The likely belief for Cashman is that tactics can be taught, and that the true value of a manager nowadays is relating to increasingly youthful rosters and executing and understanding the front office’s vision, particularly with regards to analytics—something that Boone reportedly “embraces.” Again, this is in line with the rest of this offseason’s hires, and it reflects the changing priorities of the manager’s job. Young, smart and charismatic tends to rule the day—a reflection of a similar shift in front offices, where old-time scouts and former players have given way to a stats-minded group.

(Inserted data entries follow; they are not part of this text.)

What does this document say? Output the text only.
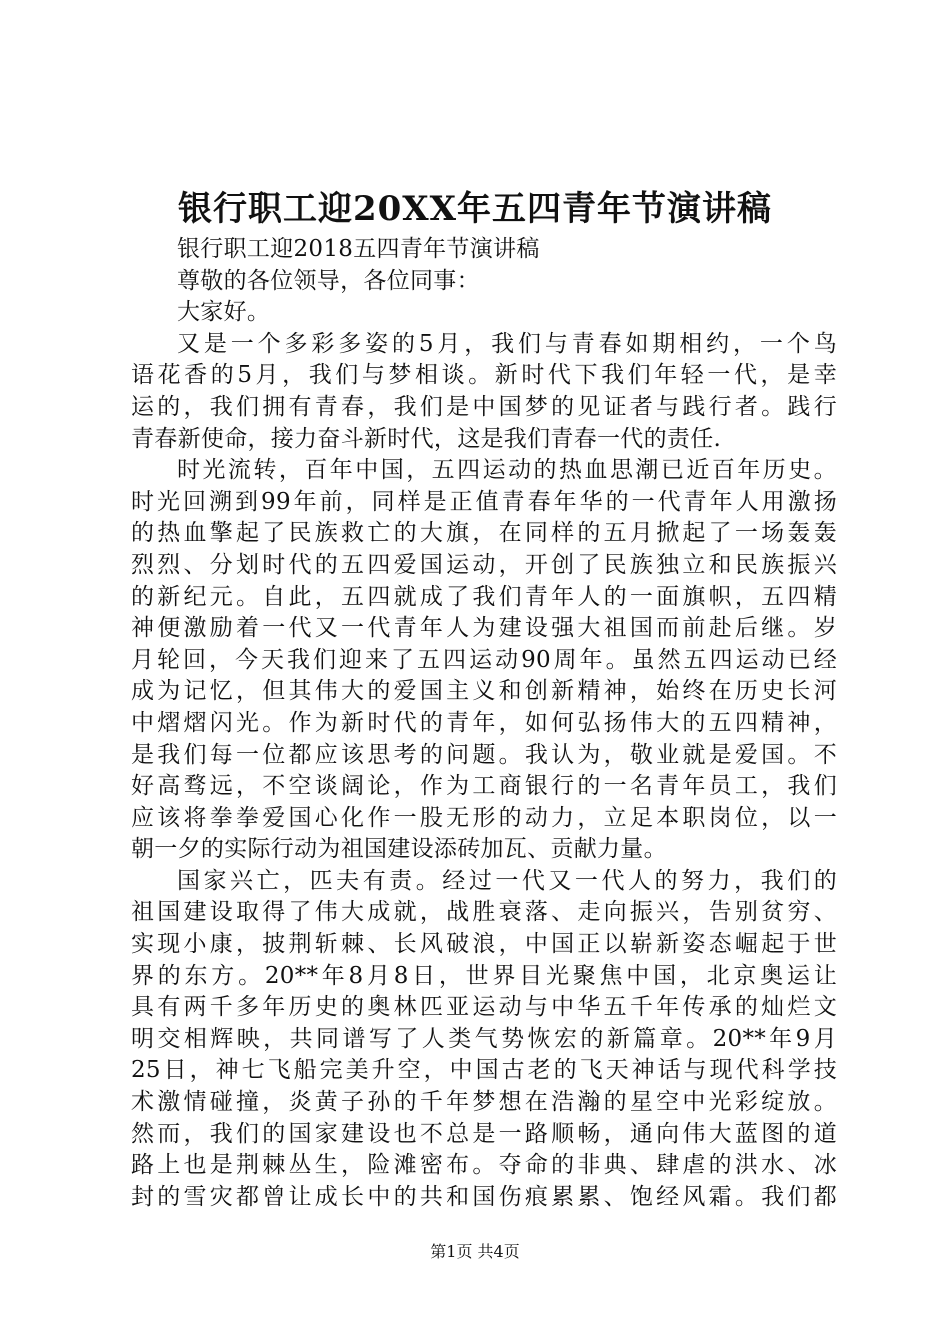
银行职工迎20XX年五四青年节演讲稿
银行职工迎2018五四青年节演讲稿
尊敬的各位领导，各位同事：
大家好。
又是一个多彩多姿的5月，我们与青春如期相约，一个鸟
语花香的5月，我们与梦相谈。新时代下我们年轻一代，是幸
运的，我们拥有青春，我们是中国梦的见证者与践行者。践行
青春新使命，接力奋斗新时代，这是我们青春一代的责任.
时光流转，百年中国，五四运动的热血思潮已近百年历史。
时光回溯到99年前，同样是正值青春年华的一代青年人用激扬
的热血擎起了民族救亡的大旗，在同样的五月掀起了一场轰轰
烈烈、分划时代的五四爱国运动，开创了民族独立和民族振兴
的新纪元。自此，五四就成了我们青年人的一面旗帜，五四精
神便激励着一代又一代青年人为建设强大祖国而前赴后继。岁
月轮回，今天我们迎来了五四运动90周年。虽然五四运动已经
成为记忆，但其伟大的爱国主义和创新精神，始终在历史长河
中熠熠闪光。作为新时代的青年，如何弘扬伟大的五四精神，
是我们每一位都应该思考的问题。我认为，敬业就是爱国。不
好高骛远，不空谈阔论，作为工商银行的一名青年员工，我们
应该将拳拳爱国心化作一股无形的动力，立足本职岗位，以一
朝一夕的实际行动为祖国建设添砖加瓦、贡献力量。
国家兴亡，匹夫有责。经过一代又一代人的努力，我们的
祖国建设取得了伟大成就，战胜衰落、走向振兴，告别贫穷、
实现小康，披荆斩棘、长风破浪，中国正以崭新姿态崛起于世
界的东方。20**年8月8日，世界目光聚焦中国，北京奥运让
具有两千多年历史的奥林匹亚运动与中华五千年传承的灿烂文
明交相辉映，共同谱写了人类气势恢宏的新篇章。20**年9月
25日，神七飞船完美升空，中国古老的飞天神话与现代科学技
术激情碰撞，炎黄子孙的千年梦想在浩瀚的星空中光彩绽放。
然而，我们的国家建设也不总是一路顺畅，通向伟大蓝图的道
路上也是荆棘丛生，险滩密布。夺命的非典、肆虐的洪水、冰
封的雪灾都曾让成长中的共和国伤痕累累、饱经风霜。我们都
第1页 共4页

But even with those qualities on his side, Boone is completely untested, and even with a hyper-talented roster, there will likely be numerous bumps along the road as he learns the job. Ironically, he’d make more sense as the hire of the alternate universe Yankees team amid the rebuilding process it’s supposed to be on instead of the one in our reality that somehow skipped that step entirely and is a true contender. Boone could use time to make mistakes and figure things out when expectations are at their lowest; instead, he’ll be thrown right into the fire.
(It’s also disappointing and surprising to see the highly qualified Meulens passed over. The Curaçao native is himself a former Yankee and relatively young at 50, has spent extensive time as a minor league manager and major league coach, won three World Series rings as the Giants’ hitting coach, and speaks five languages, which would have made him a good pick for a diverse roster like New York’s. On top of that, he would have been the first manager of color in Yankees history. Meulens will almost certainly receive other chances, but it would have been nice to see him get such a high-profile gig after putting in years of work.)
If Boone can survive and succeed, then he carries plenty of upside. At the very least, Cashman believes Boone has what it takes to deal with the New York press: The interview process included a conference call with media members. The rest will have to play out over time, with the Yankees hoping that the short-term risk of hiring Boone can lead to long-term rewards.